In addition, some systems were responding well enough, but had very high context switch rates. The lowest rate I saw was about 500,000 context switches a second, but the highest I saw was over 2.8 million switches a second!
Almost all of the poorly-performing systems were virtual servers, and the performing-okay-but-high-context-switch-rate systems were all physical servers. I hypothesized that the problem was the same one, but the physicals had more CPU power available to them -- most of our VMs don't have more than 2-3 vCPUs, whereas the physicals have upwards of 16 in some cases, if you count hyperthreads.
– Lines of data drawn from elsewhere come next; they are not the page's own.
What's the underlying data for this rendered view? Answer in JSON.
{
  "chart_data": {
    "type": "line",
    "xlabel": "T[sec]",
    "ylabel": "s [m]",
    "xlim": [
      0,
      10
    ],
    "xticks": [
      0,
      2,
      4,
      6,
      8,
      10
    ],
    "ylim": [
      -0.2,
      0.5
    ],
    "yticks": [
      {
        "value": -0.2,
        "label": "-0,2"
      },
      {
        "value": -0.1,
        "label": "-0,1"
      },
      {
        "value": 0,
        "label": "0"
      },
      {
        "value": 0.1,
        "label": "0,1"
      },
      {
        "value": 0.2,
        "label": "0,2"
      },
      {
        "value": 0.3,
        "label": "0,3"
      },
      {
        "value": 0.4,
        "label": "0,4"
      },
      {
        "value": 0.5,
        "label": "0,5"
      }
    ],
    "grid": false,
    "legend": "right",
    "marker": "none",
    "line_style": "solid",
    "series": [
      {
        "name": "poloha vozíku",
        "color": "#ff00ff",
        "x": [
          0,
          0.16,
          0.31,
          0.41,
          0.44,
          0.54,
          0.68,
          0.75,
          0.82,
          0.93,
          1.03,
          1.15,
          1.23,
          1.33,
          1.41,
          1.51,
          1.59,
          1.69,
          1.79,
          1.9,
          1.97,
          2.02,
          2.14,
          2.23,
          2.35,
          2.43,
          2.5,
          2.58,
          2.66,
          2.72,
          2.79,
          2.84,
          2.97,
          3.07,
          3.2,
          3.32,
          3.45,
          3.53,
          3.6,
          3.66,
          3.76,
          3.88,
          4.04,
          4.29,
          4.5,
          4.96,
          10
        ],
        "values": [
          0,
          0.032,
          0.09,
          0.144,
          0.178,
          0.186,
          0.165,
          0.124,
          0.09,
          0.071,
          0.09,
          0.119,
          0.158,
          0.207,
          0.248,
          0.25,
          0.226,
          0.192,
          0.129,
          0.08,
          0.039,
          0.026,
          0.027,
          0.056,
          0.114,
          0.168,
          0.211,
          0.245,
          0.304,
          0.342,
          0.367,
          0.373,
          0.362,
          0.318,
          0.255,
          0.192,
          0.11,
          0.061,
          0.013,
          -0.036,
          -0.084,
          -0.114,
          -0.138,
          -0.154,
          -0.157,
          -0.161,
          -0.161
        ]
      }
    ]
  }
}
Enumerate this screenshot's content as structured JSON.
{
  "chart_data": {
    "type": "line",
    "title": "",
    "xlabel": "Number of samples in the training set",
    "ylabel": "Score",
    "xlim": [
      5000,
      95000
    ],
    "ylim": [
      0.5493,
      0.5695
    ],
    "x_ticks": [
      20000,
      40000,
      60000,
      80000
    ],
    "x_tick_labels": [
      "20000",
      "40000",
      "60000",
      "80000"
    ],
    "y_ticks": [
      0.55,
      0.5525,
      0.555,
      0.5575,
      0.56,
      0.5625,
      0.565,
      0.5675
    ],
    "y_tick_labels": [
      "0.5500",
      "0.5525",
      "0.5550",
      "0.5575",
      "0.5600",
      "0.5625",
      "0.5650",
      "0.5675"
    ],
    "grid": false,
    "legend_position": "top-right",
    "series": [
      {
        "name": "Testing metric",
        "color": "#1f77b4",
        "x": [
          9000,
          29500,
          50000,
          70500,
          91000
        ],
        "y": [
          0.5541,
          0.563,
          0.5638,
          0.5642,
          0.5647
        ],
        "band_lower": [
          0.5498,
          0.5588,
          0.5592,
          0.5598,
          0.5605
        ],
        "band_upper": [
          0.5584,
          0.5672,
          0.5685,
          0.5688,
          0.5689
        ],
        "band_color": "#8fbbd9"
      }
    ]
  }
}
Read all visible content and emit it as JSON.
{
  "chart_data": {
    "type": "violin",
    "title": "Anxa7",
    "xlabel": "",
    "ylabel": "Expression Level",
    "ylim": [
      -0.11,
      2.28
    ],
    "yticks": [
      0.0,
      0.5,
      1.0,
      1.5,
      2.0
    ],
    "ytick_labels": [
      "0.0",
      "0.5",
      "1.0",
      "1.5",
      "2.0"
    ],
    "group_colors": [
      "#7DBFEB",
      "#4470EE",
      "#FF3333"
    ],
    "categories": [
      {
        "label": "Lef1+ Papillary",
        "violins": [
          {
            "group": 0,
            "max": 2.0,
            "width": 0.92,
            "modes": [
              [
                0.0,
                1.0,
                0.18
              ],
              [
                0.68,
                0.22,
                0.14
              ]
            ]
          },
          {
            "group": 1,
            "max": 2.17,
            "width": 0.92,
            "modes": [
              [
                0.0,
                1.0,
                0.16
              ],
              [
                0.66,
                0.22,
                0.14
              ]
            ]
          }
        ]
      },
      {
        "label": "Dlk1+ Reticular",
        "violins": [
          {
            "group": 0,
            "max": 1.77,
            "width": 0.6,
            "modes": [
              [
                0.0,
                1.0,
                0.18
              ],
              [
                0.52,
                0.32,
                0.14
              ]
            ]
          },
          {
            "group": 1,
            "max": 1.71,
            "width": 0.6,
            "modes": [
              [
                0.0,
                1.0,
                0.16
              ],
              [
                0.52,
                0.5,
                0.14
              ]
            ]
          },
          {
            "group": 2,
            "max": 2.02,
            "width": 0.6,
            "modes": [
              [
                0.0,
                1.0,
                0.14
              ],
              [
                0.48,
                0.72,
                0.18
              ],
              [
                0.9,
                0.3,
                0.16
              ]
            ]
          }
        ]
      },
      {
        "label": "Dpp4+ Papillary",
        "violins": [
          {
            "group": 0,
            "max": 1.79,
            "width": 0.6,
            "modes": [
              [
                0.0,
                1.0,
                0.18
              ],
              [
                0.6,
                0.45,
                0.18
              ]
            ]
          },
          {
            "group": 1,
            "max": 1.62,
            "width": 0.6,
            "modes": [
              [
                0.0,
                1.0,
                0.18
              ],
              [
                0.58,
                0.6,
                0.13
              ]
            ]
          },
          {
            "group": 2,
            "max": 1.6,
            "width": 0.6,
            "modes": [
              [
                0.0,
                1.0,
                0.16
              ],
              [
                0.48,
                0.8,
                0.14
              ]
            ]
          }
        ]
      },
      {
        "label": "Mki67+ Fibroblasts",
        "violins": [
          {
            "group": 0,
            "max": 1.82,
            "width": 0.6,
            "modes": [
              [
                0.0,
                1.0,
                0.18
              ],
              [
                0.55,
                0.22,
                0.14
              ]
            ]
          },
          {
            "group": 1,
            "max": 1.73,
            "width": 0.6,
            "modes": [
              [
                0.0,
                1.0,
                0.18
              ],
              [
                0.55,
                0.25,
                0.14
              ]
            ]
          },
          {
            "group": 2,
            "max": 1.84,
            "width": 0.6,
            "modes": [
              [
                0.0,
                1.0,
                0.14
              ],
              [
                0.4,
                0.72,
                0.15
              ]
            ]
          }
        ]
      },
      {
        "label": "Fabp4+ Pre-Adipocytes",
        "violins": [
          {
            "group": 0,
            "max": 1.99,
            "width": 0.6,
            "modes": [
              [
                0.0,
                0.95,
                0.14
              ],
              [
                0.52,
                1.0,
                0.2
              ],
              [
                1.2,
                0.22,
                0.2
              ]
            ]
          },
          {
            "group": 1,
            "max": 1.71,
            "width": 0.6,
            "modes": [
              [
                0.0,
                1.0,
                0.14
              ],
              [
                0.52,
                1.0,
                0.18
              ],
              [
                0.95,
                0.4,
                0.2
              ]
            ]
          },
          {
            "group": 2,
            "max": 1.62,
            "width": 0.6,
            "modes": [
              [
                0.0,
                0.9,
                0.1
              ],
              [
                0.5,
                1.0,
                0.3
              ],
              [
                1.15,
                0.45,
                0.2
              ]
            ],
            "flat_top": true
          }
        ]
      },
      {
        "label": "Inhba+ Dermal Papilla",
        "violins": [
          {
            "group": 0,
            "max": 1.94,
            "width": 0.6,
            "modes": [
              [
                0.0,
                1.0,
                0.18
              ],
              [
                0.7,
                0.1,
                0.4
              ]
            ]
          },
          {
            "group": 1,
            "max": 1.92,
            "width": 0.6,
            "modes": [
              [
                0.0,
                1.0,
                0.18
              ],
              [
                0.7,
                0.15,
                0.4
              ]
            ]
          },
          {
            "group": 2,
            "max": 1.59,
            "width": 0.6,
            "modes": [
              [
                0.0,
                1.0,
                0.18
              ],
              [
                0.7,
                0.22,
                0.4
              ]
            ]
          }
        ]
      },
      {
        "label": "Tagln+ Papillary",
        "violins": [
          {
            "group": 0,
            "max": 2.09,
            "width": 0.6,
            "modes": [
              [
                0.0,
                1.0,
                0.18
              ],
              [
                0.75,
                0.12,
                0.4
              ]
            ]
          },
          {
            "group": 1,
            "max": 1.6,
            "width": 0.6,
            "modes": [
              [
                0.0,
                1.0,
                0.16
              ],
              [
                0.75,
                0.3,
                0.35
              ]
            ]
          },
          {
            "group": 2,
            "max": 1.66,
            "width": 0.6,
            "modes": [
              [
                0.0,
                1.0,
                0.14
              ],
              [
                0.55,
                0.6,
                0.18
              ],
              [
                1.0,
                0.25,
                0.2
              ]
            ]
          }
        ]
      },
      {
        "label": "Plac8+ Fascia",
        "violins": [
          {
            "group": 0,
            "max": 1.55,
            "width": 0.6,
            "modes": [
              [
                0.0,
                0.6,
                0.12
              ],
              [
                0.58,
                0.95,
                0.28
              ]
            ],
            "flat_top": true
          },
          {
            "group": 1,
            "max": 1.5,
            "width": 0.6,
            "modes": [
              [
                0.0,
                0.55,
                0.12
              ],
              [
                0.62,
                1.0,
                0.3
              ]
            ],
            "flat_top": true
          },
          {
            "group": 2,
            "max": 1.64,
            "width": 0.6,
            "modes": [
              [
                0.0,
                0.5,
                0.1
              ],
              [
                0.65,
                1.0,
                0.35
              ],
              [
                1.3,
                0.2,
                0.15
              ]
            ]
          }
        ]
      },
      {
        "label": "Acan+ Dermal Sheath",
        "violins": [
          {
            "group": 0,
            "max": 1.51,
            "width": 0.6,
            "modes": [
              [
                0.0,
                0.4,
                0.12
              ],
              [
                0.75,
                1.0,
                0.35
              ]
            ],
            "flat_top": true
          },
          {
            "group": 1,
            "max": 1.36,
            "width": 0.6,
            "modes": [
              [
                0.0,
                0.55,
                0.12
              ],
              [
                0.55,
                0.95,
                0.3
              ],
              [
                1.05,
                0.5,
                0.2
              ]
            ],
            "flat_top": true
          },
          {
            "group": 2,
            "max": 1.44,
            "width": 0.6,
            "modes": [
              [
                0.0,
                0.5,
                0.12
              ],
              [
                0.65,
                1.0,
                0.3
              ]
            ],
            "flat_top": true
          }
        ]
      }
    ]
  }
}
As it turns out, it was being caused by some weird (sorry, I'll try to keep from adding any more of this technical jargon...) kernel interaction when it processed the leap second that occurred today. For more details, I turn you now to the blog entry that helped me narrow the problem down and provided me with a simple fix:
For the record, should this link ever stop working, he said:
The fix is quite simple – simply set the date. Alternatively, you can restart the machine, which also works. Restarting MySQL (or Java, or whatever) does NOT fix the problem. We put the following into puppet to run on all our machines:
$ cat files/bin/leap-second.sh
# this is a quick-fix to the 6/30/12 leap second bug
if [ ! -f /tmp/leapsecond_2012_06_30 ]
/etc/init.d/ntpd stop; date -s "`date`" && /bin/touch /tmp/leapsecond_2012_06_30
His solution was a lot more elegant than mine, which was to simply reboot the system. :) It was also a lot easier to apply prophylactically to our entire fleet.